Base.addprocs() affects other software

question
multithreading
linux

#1

I tried this don’t do this at home (well, maybe you should try this at home instead of at some place where others would not appreciate this) command on my laptop with 4 processors:

addprocs(80)

This affected several things on my system.

  • Computer became slow (maybe expected);
  • Firefox crashed (not expected);
  • login prompts on vc’s started crashing (not expected).

After failed attempts to login on a virtual console (vc) I could switch back to X and do a killall julia in a running xterm, restart my web browser and everything was fine again. I guess what Julia is doing, launching processes you asked for, is fine! I guess that the unexpected things are due to issues with other software. Firefox crashing seems like a bug in Firefox: if resources get exhausted by some other program, this should still not happen. The login prompts on my vc’s should also be more stable, I think.

Do others agree? Should these issues be reported at Mozilla and other places?

What if I tried this on the login node of a supercomputer instead of on my workstation/laptop? (That one is rethorical — I could possibly cause similar problems, and many people would not be happy.)

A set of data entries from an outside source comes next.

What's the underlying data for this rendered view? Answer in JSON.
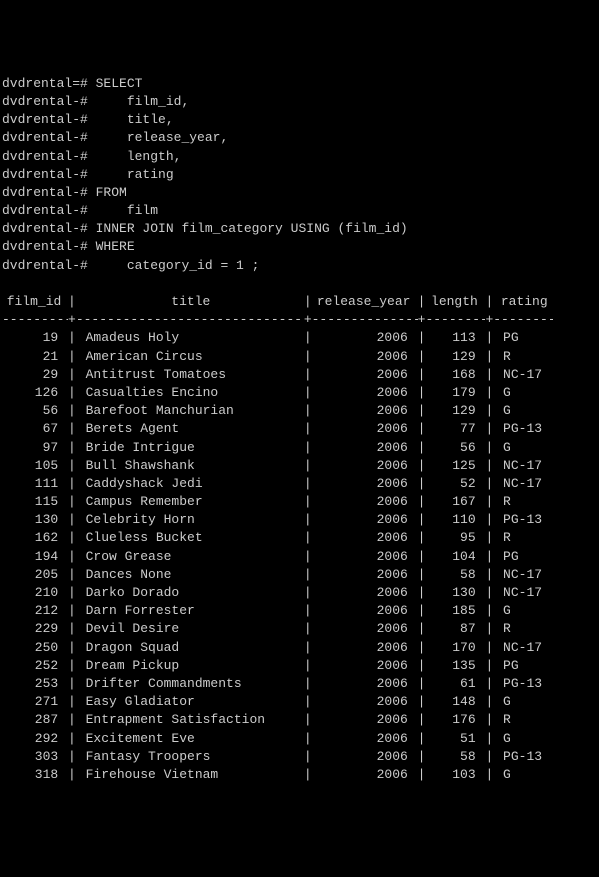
{
  "sql_lines": [
    {
      "prompt": "dvdrental=#",
      "text": " SELECT"
    },
    {
      "prompt": "dvdrental-#",
      "text": "     film_id,"
    },
    {
      "prompt": "dvdrental-#",
      "text": "     title,"
    },
    {
      "prompt": "dvdrental-#",
      "text": "     release_year,"
    },
    {
      "prompt": "dvdrental-#",
      "text": "     length,"
    },
    {
      "prompt": "dvdrental-#",
      "text": "     rating"
    },
    {
      "prompt": "dvdrental-#",
      "text": " FROM"
    },
    {
      "prompt": "dvdrental-#",
      "text": "     film"
    },
    {
      "prompt": "dvdrental-#",
      "text": " INNER JOIN film_category USING (film_id)"
    },
    {
      "prompt": "dvdrental-#",
      "text": " WHERE"
    },
    {
      "prompt": "dvdrental-#",
      "text": "     category_id = 1 ;"
    }
  ],
  "headers": {
    "film_id": "film_id",
    "title": "title",
    "release_year": "release_year",
    "length": "length",
    "rating": "rating"
  },
  "rows": [
    {
      "film_id": "19",
      "title": "Amadeus Holy",
      "release_year": "2006",
      "length": "113",
      "rating": "PG"
    },
    {
      "film_id": "21",
      "title": "American Circus",
      "release_year": "2006",
      "length": "129",
      "rating": "R"
    },
    {
      "film_id": "29",
      "title": "Antitrust Tomatoes",
      "release_year": "2006",
      "length": "168",
      "rating": "NC-17"
    },
    {
      "film_id": "126",
      "title": "Casualties Encino",
      "release_year": "2006",
      "length": "179",
      "rating": "G"
    },
    {
      "film_id": "56",
      "title": "Barefoot Manchurian",
      "release_year": "2006",
      "length": "129",
      "rating": "G"
    },
    {
      "film_id": "67",
      "title": "Berets Agent",
      "release_year": "2006",
      "length": "77",
      "rating": "PG-13"
    },
    {
      "film_id": "97",
      "title": "Bride Intrigue",
      "release_year": "2006",
      "length": "56",
      "rating": "G"
    },
    {
      "film_id": "105",
      "title": "Bull Shawshank",
      "release_year": "2006",
      "length": "125",
      "rating": "NC-17"
    },
    {
      "film_id": "111",
      "title": "Caddyshack Jedi",
      "release_year": "2006",
      "length": "52",
      "rating": "NC-17"
    },
    {
      "film_id": "115",
      "title": "Campus Remember",
      "release_year": "2006",
      "length": "167",
      "rating": "R"
    },
    {
      "film_id": "130",
      "title": "Celebrity Horn",
      "release_year": "2006",
      "length": "110",
      "rating": "PG-13"
    },
    {
      "film_id": "162",
      "title": "Clueless Bucket",
      "release_year": "2006",
      "length": "95",
      "rating": "R"
    },
    {
      "film_id": "194",
      "title": "Crow Grease",
      "release_year": "2006",
      "length": "104",
      "rating": "PG"
    },
    {
      "film_id": "205",
      "title": "Dances None",
      "release_year": "2006",
      "length": "58",
      "rating": "NC-17"
    },
    {
      "film_id": "210",
      "title": "Darko Dorado",
      "release_year": "2006",
      "length": "130",
      "rating": "NC-17"
    },
    {
      "film_id": "212",
      "title": "Darn Forrester",
      "release_year": "2006",
      "length": "185",
      "rating": "G"
    },
    {
      "film_id": "229",
      "title": "Devil Desire",
      "release_year": "2006",
      "length": "87",
      "rating": "R"
    },
    {
      "film_id": "250",
      "title": "Dragon Squad",
      "release_year": "2006",
      "length": "170",
      "rating": "NC-17"
    },
    {
      "film_id": "252",
      "title": "Dream Pickup",
      "release_year": "2006",
      "length": "135",
      "rating": "PG"
    },
    {
      "film_id": "253",
      "title": "Drifter Commandments",
      "release_year": "2006",
      "length": "61",
      "rating": "PG-13"
    },
    {
      "film_id": "271",
      "title": "Easy Gladiator",
      "release_year": "2006",
      "length": "148",
      "rating": "G"
    },
    {
      "film_id": "287",
      "title": "Entrapment Satisfaction",
      "release_year": "2006",
      "length": "176",
      "rating": "R"
    },
    {
      "film_id": "292",
      "title": "Excitement Eve",
      "release_year": "2006",
      "length": "51",
      "rating": "G"
    },
    {
      "film_id": "303",
      "title": "Fantasy Troopers",
      "release_year": "2006",
      "length": "58",
      "rating": "PG-13"
    },
    {
      "film_id": "318",
      "title": "Firehouse Vietnam",
      "release_year": "2006",
      "length": "103",
      "rating": "G"
    }
  ]
}
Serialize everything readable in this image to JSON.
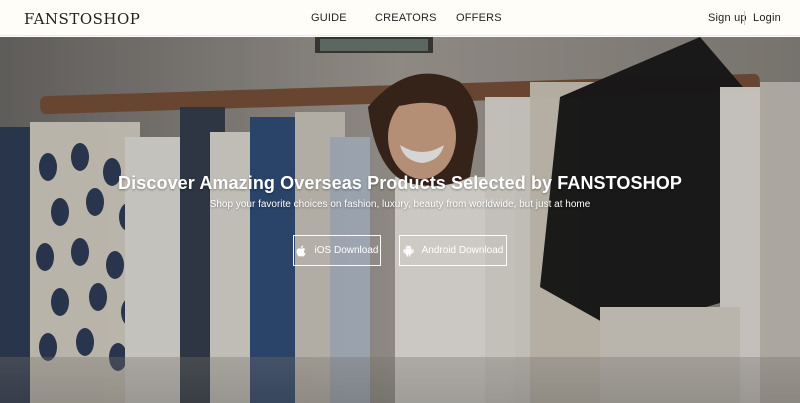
{
  "header": {
    "logo_text": "FANSTOSHOP",
    "nav": {
      "guide": "GUIDE",
      "creators": "CREATORS",
      "offers": "OFFERS"
    },
    "auth": {
      "signup": "Sign up",
      "login": "Login"
    }
  },
  "hero": {
    "headline": "Discover Amazing Overseas Products Selected by FANSTOSHOP",
    "subline": "Shop your favorite choices on fashion, luxury, beauty from worldwide, but just at home",
    "buttons": {
      "ios": {
        "label": "iOS Download",
        "icon": "apple-icon"
      },
      "android": {
        "label": "Android Download",
        "icon": "android-icon"
      }
    }
  },
  "colors": {
    "topbar_bg": "#fefdf8",
    "text_dark": "#222222",
    "hero_text": "#ffffff"
  }
}
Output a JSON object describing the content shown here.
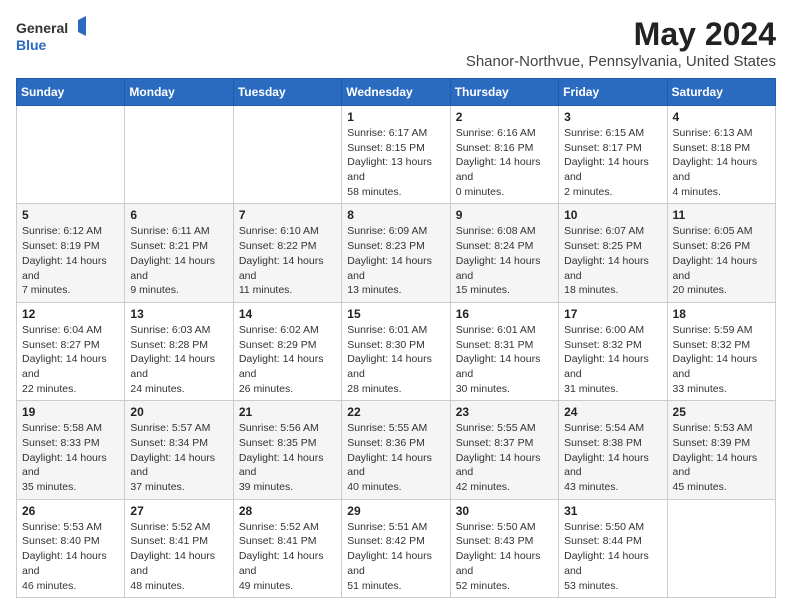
{
  "logo": {
    "general": "General",
    "blue": "Blue"
  },
  "title": "May 2024",
  "subtitle": "Shanor-Northvue, Pennsylvania, United States",
  "days_of_week": [
    "Sunday",
    "Monday",
    "Tuesday",
    "Wednesday",
    "Thursday",
    "Friday",
    "Saturday"
  ],
  "weeks": [
    [
      {
        "day": "",
        "info": ""
      },
      {
        "day": "",
        "info": ""
      },
      {
        "day": "",
        "info": ""
      },
      {
        "day": "1",
        "info": "Sunrise: 6:17 AM\nSunset: 8:15 PM\nDaylight: 13 hours and 58 minutes."
      },
      {
        "day": "2",
        "info": "Sunrise: 6:16 AM\nSunset: 8:16 PM\nDaylight: 14 hours and 0 minutes."
      },
      {
        "day": "3",
        "info": "Sunrise: 6:15 AM\nSunset: 8:17 PM\nDaylight: 14 hours and 2 minutes."
      },
      {
        "day": "4",
        "info": "Sunrise: 6:13 AM\nSunset: 8:18 PM\nDaylight: 14 hours and 4 minutes."
      }
    ],
    [
      {
        "day": "5",
        "info": "Sunrise: 6:12 AM\nSunset: 8:19 PM\nDaylight: 14 hours and 7 minutes."
      },
      {
        "day": "6",
        "info": "Sunrise: 6:11 AM\nSunset: 8:21 PM\nDaylight: 14 hours and 9 minutes."
      },
      {
        "day": "7",
        "info": "Sunrise: 6:10 AM\nSunset: 8:22 PM\nDaylight: 14 hours and 11 minutes."
      },
      {
        "day": "8",
        "info": "Sunrise: 6:09 AM\nSunset: 8:23 PM\nDaylight: 14 hours and 13 minutes."
      },
      {
        "day": "9",
        "info": "Sunrise: 6:08 AM\nSunset: 8:24 PM\nDaylight: 14 hours and 15 minutes."
      },
      {
        "day": "10",
        "info": "Sunrise: 6:07 AM\nSunset: 8:25 PM\nDaylight: 14 hours and 18 minutes."
      },
      {
        "day": "11",
        "info": "Sunrise: 6:05 AM\nSunset: 8:26 PM\nDaylight: 14 hours and 20 minutes."
      }
    ],
    [
      {
        "day": "12",
        "info": "Sunrise: 6:04 AM\nSunset: 8:27 PM\nDaylight: 14 hours and 22 minutes."
      },
      {
        "day": "13",
        "info": "Sunrise: 6:03 AM\nSunset: 8:28 PM\nDaylight: 14 hours and 24 minutes."
      },
      {
        "day": "14",
        "info": "Sunrise: 6:02 AM\nSunset: 8:29 PM\nDaylight: 14 hours and 26 minutes."
      },
      {
        "day": "15",
        "info": "Sunrise: 6:01 AM\nSunset: 8:30 PM\nDaylight: 14 hours and 28 minutes."
      },
      {
        "day": "16",
        "info": "Sunrise: 6:01 AM\nSunset: 8:31 PM\nDaylight: 14 hours and 30 minutes."
      },
      {
        "day": "17",
        "info": "Sunrise: 6:00 AM\nSunset: 8:32 PM\nDaylight: 14 hours and 31 minutes."
      },
      {
        "day": "18",
        "info": "Sunrise: 5:59 AM\nSunset: 8:32 PM\nDaylight: 14 hours and 33 minutes."
      }
    ],
    [
      {
        "day": "19",
        "info": "Sunrise: 5:58 AM\nSunset: 8:33 PM\nDaylight: 14 hours and 35 minutes."
      },
      {
        "day": "20",
        "info": "Sunrise: 5:57 AM\nSunset: 8:34 PM\nDaylight: 14 hours and 37 minutes."
      },
      {
        "day": "21",
        "info": "Sunrise: 5:56 AM\nSunset: 8:35 PM\nDaylight: 14 hours and 39 minutes."
      },
      {
        "day": "22",
        "info": "Sunrise: 5:55 AM\nSunset: 8:36 PM\nDaylight: 14 hours and 40 minutes."
      },
      {
        "day": "23",
        "info": "Sunrise: 5:55 AM\nSunset: 8:37 PM\nDaylight: 14 hours and 42 minutes."
      },
      {
        "day": "24",
        "info": "Sunrise: 5:54 AM\nSunset: 8:38 PM\nDaylight: 14 hours and 43 minutes."
      },
      {
        "day": "25",
        "info": "Sunrise: 5:53 AM\nSunset: 8:39 PM\nDaylight: 14 hours and 45 minutes."
      }
    ],
    [
      {
        "day": "26",
        "info": "Sunrise: 5:53 AM\nSunset: 8:40 PM\nDaylight: 14 hours and 46 minutes."
      },
      {
        "day": "27",
        "info": "Sunrise: 5:52 AM\nSunset: 8:41 PM\nDaylight: 14 hours and 48 minutes."
      },
      {
        "day": "28",
        "info": "Sunrise: 5:52 AM\nSunset: 8:41 PM\nDaylight: 14 hours and 49 minutes."
      },
      {
        "day": "29",
        "info": "Sunrise: 5:51 AM\nSunset: 8:42 PM\nDaylight: 14 hours and 51 minutes."
      },
      {
        "day": "30",
        "info": "Sunrise: 5:50 AM\nSunset: 8:43 PM\nDaylight: 14 hours and 52 minutes."
      },
      {
        "day": "31",
        "info": "Sunrise: 5:50 AM\nSunset: 8:44 PM\nDaylight: 14 hours and 53 minutes."
      },
      {
        "day": "",
        "info": ""
      }
    ]
  ]
}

Should I expect similar behaviour on the BSDs? I guess in GNU/Linux that by setting limits (e.g. with ulimit or SELinux et al.) this issue can be mitigated.

I am using an Ubuntu 16.04 system running with Linux 4.13.0, systemd-logind, Julia 0.6.2, Firefox 58.0.1 and other software.


#2

This kind of crashing happens on every OS with pretty much every software if you vastly overutilize your resources. I think the answer is, just don’t do it.

Login nodes specifically tell you to not do this. Never ever should a parallel command be ran on a login node. In fact, this is how login nodes go down… and that happens quite often…


#3

This isn’t a bug, it’s a feature. I’d rather not be protected from this kind of thing. We should be glad to have software that is low-level enough to take down a system. I’ve run into similar problems by using up all memory.

If you want to prevent your program from causing this, you can do something like @assert nmappers < 2 * Sys.CPU_CORES where nmappers might be running addprocs() later. There’s no useful way to keep users from typing stuff into the REPL though.


#4

Fair enough. Thank you both for the tips


#5

Good questions here.
Regarding HPC setups, on the HPC which I manage we have implemented cgroups for jobs. SO your job is constrained on the CPU cores and memory it can access. Also for GPU nodes you are given access to only one (or more) GPUs.
The login nodes do not at the moment have cgroups for users but we will be moving towards that.


#6

This raises the question of what resources a Julia instance requires. I see about 100 MiB of unshared memory per process, which seems bloated. (So OOM is not surprising for 80 procs on a typical laptop with other stuff running.)